We don't even get any irq: nobody cared message as well.

  1. Initially IRQ 11 which has AudioDSP was being shared with usb so we changed the x86-host.sh script to remove usb parameter but that also changed nothing.

@dbaluta, Please add if I am forgetting something to mention here.

I'll send you the output that I get using -t option with xtensa-host.sh soon.

dbaluta commented 4 years ago

@lgirdwood @crazoes I don't think there is any problem with Qemu implementation. On my side, I successfully booted the DSP but then got a timeout when loading the topology.

Lets try the debug script @lgirdwood mentioned.

lgirdwood commented 4 years ago

@crazoes I would expect to see the IRQ count increment, the mapping looks correct, but it may be that qemu APIs have been updated wrt IRQs on x86, maybe we are missing something. Can you check the other PCI qemu drivers for IRQ logic. @dbaluta the SHM memory dumps will also help here, you could divert all trace to the "trace error" region (no DMA) and then use sof-logger to read the SHM file, but I agree emulator is far slower so may timeout.

crazoes commented 4 years ago

@dbaluta I tried the script given by Liam.

dump.txt :- https://gist.github.com/crazoes/d6115a0a8f655d0f2f64826f3b4138a1 entry.txt :- https://gist.github.com/crazoes/ada9c73237058cf9e97e380acfc7436d

I don't really understand much so will need your help with it.

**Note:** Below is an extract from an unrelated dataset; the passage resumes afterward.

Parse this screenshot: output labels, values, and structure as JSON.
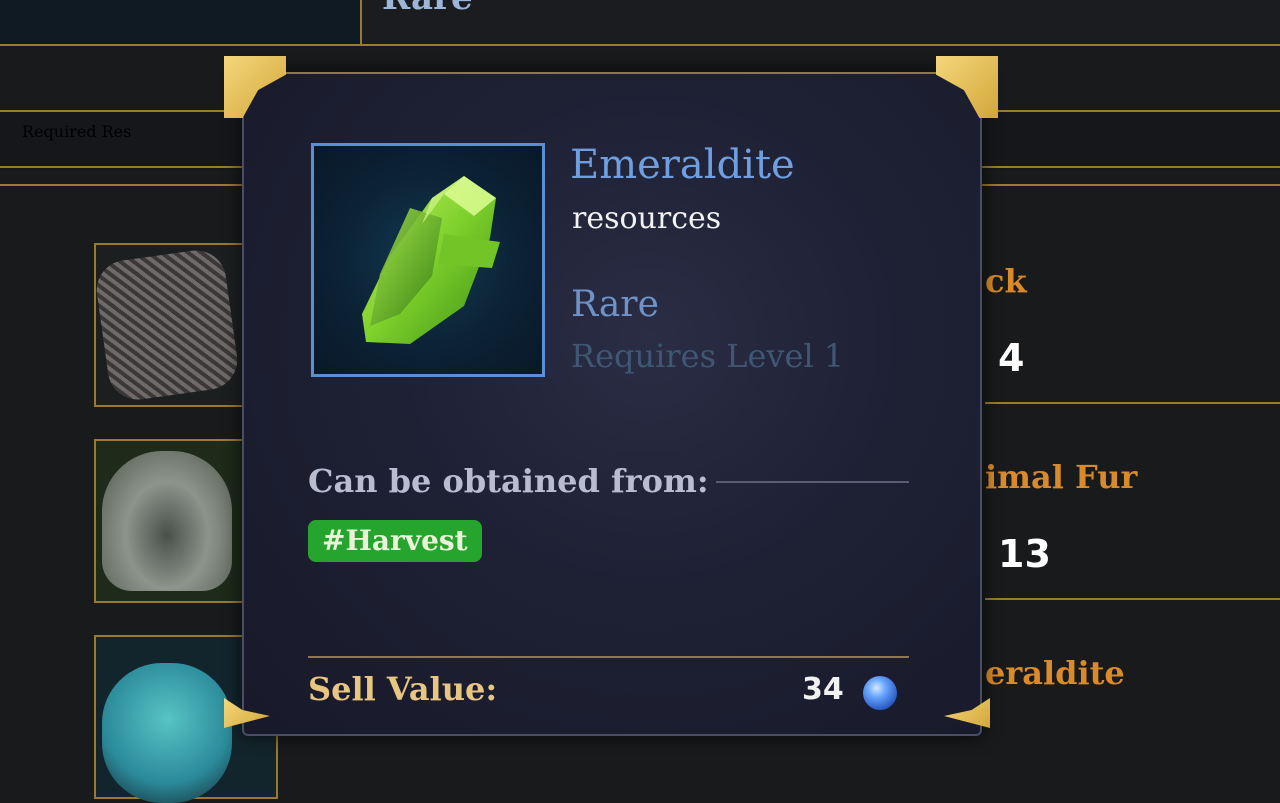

dbaluta commented 4 years ago

@crazoes dump.txt looks OK. It shows the firmware idle waiting for an interrupt. Lets debug this together in our weekly meeting.

ymdatta commented 3 years ago

Hi @dbaluta and @crazoes : Was this issue solved and the process documented somewhere? I had the same problem a few months ago, but didn't went into further details as my project didn't need this.

lgirdwood commented 3 years ago

Fwiw @lyakh will be updating the qemu docs here as he is debugging some Zephyr bringup.

crazoes commented 3 years ago

@ymdatta we were not really able to solve this problem. We suspected some of the qemu APIs might have changed over these years and hence communication was not happening correctly.